This tool was built to solve a business process inefficiency pertaining to the workflow of remote sensing and GIS specialists relying on the collection of substantial amounts of aerial imagery data. More specifically, imagery data containing different spectral colour bands to produce high quality orthomosaics or other georeferenced datasets. With this tool, images of different colour bands are automatically sorted in corresponding directories.
The automation of this business process has been tailored and tested on dozens of real-world cases and was most utilised when sorting data collected by the DJI Phantom Multispectral device. However, because the tool relies on the XMP metadata standard and its "camera:band" key-value pairs, this workflow has been effective with other multispectral multi-camera systems.
The Multispectral Sorting Tool has been built in two flavours, one with Python and the other with .NET (6.0).
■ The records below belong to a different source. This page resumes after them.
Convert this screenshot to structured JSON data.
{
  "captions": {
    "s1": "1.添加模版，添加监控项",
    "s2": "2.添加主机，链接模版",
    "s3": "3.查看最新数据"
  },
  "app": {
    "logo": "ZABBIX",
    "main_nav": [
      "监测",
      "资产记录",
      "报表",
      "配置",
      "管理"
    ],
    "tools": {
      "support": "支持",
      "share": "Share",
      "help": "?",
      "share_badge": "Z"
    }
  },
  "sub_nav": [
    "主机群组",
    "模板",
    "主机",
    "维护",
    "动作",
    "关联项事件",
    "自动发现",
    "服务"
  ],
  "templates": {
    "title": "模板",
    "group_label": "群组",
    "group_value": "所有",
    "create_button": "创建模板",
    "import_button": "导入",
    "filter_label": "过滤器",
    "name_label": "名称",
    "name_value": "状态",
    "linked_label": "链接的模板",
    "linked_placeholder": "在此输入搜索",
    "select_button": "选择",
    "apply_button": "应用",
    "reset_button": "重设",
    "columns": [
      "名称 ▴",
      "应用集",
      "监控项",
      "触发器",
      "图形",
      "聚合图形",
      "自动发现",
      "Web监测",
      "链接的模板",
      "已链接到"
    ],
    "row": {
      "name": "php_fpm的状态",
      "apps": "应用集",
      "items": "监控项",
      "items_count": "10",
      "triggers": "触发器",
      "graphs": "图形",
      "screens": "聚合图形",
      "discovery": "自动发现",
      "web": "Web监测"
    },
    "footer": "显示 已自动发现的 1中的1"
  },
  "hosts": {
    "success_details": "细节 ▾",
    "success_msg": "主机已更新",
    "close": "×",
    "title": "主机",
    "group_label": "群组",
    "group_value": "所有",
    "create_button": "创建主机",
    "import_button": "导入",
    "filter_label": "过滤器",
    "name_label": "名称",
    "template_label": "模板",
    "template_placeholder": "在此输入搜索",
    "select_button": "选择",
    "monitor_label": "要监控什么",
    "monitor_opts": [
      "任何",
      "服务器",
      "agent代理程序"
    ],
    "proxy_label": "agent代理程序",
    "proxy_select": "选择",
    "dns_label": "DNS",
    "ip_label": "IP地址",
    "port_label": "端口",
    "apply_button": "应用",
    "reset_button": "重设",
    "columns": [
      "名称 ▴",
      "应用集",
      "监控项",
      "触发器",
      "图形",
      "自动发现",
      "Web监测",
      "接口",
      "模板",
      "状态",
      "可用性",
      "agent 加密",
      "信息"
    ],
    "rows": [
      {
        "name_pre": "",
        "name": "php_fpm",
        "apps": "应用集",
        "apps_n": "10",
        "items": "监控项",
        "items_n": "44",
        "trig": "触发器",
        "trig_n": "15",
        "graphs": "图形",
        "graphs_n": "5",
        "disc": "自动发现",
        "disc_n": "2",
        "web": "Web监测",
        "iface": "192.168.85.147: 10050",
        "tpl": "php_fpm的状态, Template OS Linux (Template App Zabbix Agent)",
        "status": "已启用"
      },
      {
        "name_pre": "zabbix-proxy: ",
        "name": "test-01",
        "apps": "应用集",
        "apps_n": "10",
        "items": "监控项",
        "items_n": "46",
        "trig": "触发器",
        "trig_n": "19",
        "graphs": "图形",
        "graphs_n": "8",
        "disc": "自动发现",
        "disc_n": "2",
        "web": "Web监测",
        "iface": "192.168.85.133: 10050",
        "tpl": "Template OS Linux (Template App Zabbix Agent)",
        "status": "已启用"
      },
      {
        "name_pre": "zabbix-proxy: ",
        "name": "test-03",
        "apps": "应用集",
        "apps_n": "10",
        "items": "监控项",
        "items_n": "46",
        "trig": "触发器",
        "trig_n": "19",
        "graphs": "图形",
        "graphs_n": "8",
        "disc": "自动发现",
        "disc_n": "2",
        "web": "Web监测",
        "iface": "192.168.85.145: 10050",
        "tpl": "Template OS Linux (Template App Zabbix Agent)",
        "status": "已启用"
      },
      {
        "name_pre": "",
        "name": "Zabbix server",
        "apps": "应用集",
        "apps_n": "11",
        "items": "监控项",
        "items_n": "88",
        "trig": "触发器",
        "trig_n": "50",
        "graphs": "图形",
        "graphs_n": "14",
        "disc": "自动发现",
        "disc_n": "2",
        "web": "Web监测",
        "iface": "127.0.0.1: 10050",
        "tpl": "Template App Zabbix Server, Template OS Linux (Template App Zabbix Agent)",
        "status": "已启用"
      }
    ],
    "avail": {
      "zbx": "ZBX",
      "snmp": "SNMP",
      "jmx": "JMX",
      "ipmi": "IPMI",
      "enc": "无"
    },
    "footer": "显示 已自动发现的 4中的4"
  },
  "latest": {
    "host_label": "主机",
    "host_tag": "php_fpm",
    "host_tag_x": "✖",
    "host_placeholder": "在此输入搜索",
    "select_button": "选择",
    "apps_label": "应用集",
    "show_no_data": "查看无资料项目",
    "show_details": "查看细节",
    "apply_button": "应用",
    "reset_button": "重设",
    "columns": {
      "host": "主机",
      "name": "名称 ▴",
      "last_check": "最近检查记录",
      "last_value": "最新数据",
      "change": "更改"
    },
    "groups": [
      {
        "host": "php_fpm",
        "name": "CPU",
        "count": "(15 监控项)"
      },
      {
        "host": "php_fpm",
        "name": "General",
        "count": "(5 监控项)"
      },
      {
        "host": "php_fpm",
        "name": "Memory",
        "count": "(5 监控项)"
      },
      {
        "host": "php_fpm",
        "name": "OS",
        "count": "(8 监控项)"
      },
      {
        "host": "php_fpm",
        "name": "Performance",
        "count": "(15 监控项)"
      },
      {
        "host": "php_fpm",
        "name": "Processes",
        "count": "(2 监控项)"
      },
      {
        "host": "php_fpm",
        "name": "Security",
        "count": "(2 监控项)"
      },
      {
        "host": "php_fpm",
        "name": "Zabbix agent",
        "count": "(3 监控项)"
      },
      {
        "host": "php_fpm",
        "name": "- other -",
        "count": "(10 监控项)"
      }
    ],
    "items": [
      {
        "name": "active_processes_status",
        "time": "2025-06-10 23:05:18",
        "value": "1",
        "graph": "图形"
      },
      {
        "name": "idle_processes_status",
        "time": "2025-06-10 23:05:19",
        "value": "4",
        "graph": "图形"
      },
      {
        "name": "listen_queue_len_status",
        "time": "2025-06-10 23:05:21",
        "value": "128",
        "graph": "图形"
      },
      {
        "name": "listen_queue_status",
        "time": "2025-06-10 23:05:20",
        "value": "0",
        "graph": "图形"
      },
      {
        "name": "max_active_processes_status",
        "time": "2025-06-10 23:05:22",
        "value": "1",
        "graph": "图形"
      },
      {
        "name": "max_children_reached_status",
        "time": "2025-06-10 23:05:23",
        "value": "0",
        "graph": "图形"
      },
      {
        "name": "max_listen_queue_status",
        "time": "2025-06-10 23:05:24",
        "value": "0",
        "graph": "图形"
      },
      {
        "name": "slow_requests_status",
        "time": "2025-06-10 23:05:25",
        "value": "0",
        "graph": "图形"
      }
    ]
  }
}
This was done in order to offer a reasonable level of flexibility that may be required when using external Geogrophical Information System tools such as QGIS, ArcGIS, GlobalMapper, etc.
The .NET variant relies on the MetaData Extractor Library version 2.7.1, which license can be found here. It was originally developed in Java and later ported to .NET C# using sharpen. This libary is implemented as a Nuget package.
The Python variant relies on the Python XMP Toolkit which also requires the Exempi package to work. This latter dependency does not officially support Windows at this time, the Python tool is therefore strongly discouraged for Windows systems.
The recommended variant to use is .NET. Indeed, it is substantially more performant as a compiled language and is compatible with all major platforms such as Windows and UNIX based operating systems.
Python can still be used for specific use cases such as integration in already existing Python-based worflow/business processes.
It is first required that all images be transferred in the same directory, preferably a new one. Images from subdirectories will be ignored.
Simply download the appropriate compiled executable from the compiled folder or from the following list and place said executable in the same directory where the target images are stored.
- Import the required Python XMP Toolkit module and its dependencies using the requirements.txt file with the PIP command
pip install -r /path/to/requirements.txt
or install it manually withpip install python-xmp-toolkit
- Install the Exempi package for your distribution. More information on how to acquire the package can be found on the Python XMP Toolkit documentation page
- Execute main.py in the same directory where the target images are stored.